I’m revisiting meson-python support for including symbolic links in sdists. meson-python up to version 0.16.0 includes the target of symbolic links as a regular file member in the sdist archive, version 0.17.0 and later ignore symbolic links all together. There are however use cases where having symbolic links in the package makes development easier thus we would like to restore the ability of including symbolic links in a form or another.
PEP 721 revised the Source distribution specification to clarify support for symbolic links. The specification prescribes that sdist must be unpacked using the tarfile.data_filter() or following the directives in the Unpacking without the data filter section. However, the documentation for tarfile.data_filter() and that section disagree on the handling of symbolic links: tarfile.data_filter() refuses to extract links that link to absolute paths, or ones that link outside the destination, the sdist specification states:
The following files are invalid in an sdist archive. Upon encountering such an entry, tools SHOULD notify the user, MUST NOT unpack the entry, and MAY abort with a failure:
[…] Links (symbolic or hard) pointing outside the destination directory. […] The following are also invalid. Tools MAY treat them as above, but are NOT REQUIRED to do so: Files with a..component in the filename or link target.

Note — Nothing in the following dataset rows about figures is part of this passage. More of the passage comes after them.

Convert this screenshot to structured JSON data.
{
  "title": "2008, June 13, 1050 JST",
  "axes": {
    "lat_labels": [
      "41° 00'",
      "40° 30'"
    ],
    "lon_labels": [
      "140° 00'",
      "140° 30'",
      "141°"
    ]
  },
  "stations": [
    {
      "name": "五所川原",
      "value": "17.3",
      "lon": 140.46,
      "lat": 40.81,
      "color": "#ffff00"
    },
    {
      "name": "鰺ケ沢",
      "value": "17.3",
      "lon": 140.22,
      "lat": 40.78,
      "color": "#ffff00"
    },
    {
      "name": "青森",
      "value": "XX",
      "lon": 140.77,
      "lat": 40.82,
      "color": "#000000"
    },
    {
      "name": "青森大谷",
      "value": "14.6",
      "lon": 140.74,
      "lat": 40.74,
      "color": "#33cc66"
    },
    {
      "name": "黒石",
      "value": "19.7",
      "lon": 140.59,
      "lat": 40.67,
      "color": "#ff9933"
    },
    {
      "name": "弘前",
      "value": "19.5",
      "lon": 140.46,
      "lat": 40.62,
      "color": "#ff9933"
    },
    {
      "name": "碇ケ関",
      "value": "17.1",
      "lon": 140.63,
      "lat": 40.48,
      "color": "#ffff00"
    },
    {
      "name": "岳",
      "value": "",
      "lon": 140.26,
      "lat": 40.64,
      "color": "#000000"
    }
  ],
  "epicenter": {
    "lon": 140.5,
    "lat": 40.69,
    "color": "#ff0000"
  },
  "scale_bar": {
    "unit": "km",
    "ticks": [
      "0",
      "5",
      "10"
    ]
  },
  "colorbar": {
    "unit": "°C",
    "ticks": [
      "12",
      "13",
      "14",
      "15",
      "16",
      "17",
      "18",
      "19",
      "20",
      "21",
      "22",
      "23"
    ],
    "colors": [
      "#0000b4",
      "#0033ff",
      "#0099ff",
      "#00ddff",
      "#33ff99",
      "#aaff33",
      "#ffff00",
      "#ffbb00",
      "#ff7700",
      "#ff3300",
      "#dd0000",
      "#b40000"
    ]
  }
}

Which I interpret as meaning that it is up to the consumer of the sdist to decide whether symbolic link targets containing a .. component are allowed or not, independently of whether the link target is still within the archive or not.

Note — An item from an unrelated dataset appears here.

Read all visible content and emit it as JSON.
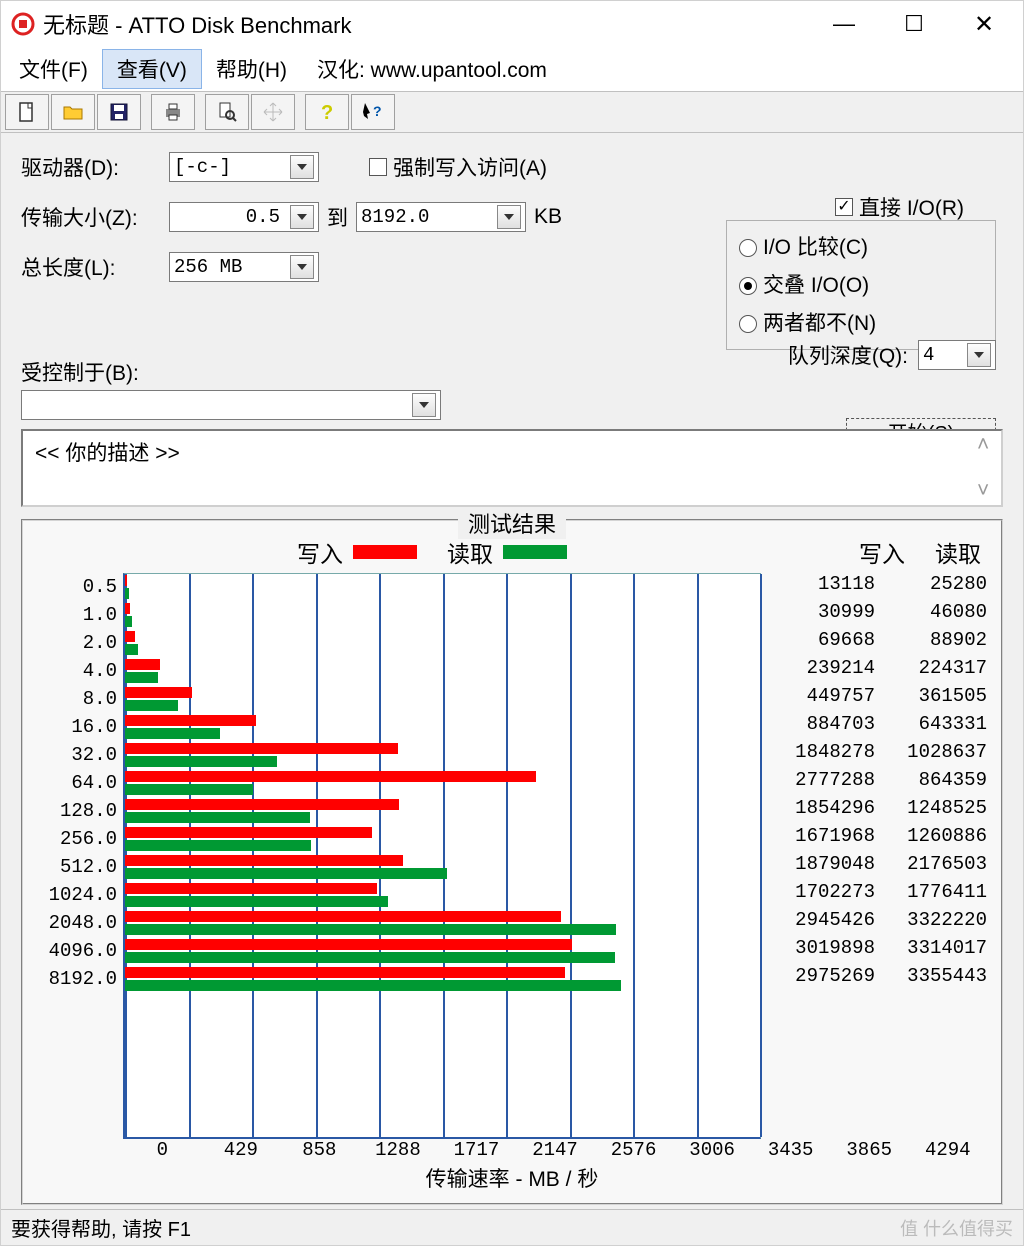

As what is supported in an sdist is the minimum common denominator supported by all the consumers, this wording makes sdists including symbolic links to a relative path in the sdist unsupported: the only kind of supported symlinks are the ones that point to a file in the same directory, not to a file in a parent or sibling directory.
Why are the restrictions in the Unpacking without the data filter section of the specification tighter than the ones in the Unpacking with the data filter section?
Is this to discourage and eventually remove support for symbolic links? Because of the limitation highlighted above, meson-python will need to include symbolic links as regular files in the sdist.